I feel like music is killing me

I have all these goals floating around my head, some specific, some more long term and lofty. But as time wears on, I find myself completely unable to come any closer to any of them.

Lose your goals. Goals are what's creating your misery, not whether you're successful or not.

Before I clicked into this thread I guessed I'd be reading about goals. Last winter, I got really down about lack of success in various aspects of my life, including music. I had goals, lots of them. I thought once I achieved them I'd be happy. This was despite the fact that I had already achieved one or two and didn't get any lasting happiness from them. Then in February I found some a video or two on youtube which convinced me to ditch my material goals and since then I've been much happier. I'd rather be unsuccessful and happy than unsuccessful and bitter like I was.

the fact that I have nothing to show for it is slowly eroding away at my psyche.

Success is all relative anyway.

I'm feeling that I may need to take an intentional break from music, because it has recently stopped being fun.

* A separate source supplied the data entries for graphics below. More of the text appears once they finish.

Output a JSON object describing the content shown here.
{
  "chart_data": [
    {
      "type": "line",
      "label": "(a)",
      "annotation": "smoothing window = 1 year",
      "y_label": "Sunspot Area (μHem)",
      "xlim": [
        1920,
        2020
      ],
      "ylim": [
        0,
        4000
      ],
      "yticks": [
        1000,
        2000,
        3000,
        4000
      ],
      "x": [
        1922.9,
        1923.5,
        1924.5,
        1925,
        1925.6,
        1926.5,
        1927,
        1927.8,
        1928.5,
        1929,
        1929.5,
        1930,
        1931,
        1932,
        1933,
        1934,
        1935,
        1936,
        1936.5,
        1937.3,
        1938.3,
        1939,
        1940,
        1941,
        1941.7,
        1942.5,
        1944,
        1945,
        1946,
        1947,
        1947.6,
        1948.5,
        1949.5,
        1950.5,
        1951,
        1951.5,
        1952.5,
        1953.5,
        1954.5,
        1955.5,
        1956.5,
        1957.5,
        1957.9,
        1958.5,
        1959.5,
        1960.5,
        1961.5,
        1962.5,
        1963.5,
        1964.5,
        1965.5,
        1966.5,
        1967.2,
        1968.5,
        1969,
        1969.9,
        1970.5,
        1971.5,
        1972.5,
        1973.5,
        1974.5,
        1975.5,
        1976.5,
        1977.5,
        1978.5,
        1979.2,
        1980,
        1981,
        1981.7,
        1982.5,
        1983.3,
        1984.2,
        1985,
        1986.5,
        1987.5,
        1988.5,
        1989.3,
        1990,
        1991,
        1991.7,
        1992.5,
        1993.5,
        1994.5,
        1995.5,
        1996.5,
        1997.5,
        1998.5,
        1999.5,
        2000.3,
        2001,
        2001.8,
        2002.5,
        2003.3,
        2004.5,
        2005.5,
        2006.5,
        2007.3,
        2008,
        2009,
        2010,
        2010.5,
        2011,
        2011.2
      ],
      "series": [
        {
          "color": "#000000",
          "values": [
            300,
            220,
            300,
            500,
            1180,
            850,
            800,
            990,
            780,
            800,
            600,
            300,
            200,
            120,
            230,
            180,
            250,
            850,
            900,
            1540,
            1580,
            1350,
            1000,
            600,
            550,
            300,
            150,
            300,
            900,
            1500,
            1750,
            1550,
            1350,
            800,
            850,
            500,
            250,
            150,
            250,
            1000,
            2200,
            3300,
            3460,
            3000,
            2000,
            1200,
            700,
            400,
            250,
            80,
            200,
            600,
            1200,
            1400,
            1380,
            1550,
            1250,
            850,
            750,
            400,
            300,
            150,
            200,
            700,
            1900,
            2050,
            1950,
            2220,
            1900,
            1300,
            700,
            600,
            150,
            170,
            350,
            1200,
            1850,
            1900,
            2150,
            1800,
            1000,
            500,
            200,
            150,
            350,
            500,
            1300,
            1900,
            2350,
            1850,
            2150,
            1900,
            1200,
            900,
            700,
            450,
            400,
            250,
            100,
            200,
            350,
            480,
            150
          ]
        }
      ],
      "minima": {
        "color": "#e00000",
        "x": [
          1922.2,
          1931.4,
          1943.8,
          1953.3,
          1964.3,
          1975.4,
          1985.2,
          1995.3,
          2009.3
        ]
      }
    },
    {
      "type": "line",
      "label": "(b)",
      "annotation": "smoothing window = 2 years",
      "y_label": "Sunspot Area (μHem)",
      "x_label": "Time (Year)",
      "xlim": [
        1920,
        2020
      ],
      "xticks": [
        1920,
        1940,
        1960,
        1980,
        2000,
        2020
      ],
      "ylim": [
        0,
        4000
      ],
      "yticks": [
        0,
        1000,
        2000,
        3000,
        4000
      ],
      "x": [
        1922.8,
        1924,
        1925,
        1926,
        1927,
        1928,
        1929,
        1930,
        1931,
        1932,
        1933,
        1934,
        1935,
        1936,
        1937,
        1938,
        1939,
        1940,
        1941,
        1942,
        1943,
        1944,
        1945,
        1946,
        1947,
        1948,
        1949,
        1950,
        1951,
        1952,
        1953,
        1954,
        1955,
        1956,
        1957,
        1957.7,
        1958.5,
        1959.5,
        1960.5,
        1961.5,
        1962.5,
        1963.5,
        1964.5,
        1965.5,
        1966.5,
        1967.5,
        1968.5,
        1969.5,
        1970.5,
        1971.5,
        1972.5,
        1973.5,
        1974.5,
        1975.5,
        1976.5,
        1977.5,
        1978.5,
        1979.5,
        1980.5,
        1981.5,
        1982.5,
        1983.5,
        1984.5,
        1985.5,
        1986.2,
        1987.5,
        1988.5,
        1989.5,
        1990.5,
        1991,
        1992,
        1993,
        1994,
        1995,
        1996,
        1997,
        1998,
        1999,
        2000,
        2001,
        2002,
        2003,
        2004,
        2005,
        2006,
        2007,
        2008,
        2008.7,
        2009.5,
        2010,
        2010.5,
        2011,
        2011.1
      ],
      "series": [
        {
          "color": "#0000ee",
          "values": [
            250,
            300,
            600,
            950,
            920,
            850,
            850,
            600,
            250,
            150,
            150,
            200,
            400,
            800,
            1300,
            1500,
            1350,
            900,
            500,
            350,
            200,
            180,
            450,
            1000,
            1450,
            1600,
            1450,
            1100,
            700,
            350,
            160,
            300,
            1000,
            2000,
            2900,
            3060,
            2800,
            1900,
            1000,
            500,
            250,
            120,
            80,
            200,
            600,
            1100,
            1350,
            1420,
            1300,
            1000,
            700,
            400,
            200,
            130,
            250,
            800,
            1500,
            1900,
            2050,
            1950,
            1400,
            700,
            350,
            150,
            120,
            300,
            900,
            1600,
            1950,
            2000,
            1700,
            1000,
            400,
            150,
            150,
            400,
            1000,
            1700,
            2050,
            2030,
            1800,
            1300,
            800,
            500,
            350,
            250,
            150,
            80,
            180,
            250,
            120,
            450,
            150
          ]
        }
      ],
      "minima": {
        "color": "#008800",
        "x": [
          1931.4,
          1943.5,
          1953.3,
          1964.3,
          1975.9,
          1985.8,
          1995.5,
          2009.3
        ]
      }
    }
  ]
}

Music hasn't stopped being fun - it's what you're telling yourself about it and believing in that's making you feel bad when you think about music (e.g. "I am a good musician," "I must be a good musician," "If people don't buy my records, then I'm not a good musician, I don't have value as a musician, I don't have value as a person," - all of these are questionable - look at Van Gogt - look at how unsuccessful he was when he was alive yet his work considered masterly now. Look at how reviled successes of yesteryear are now. Success is meaningless.)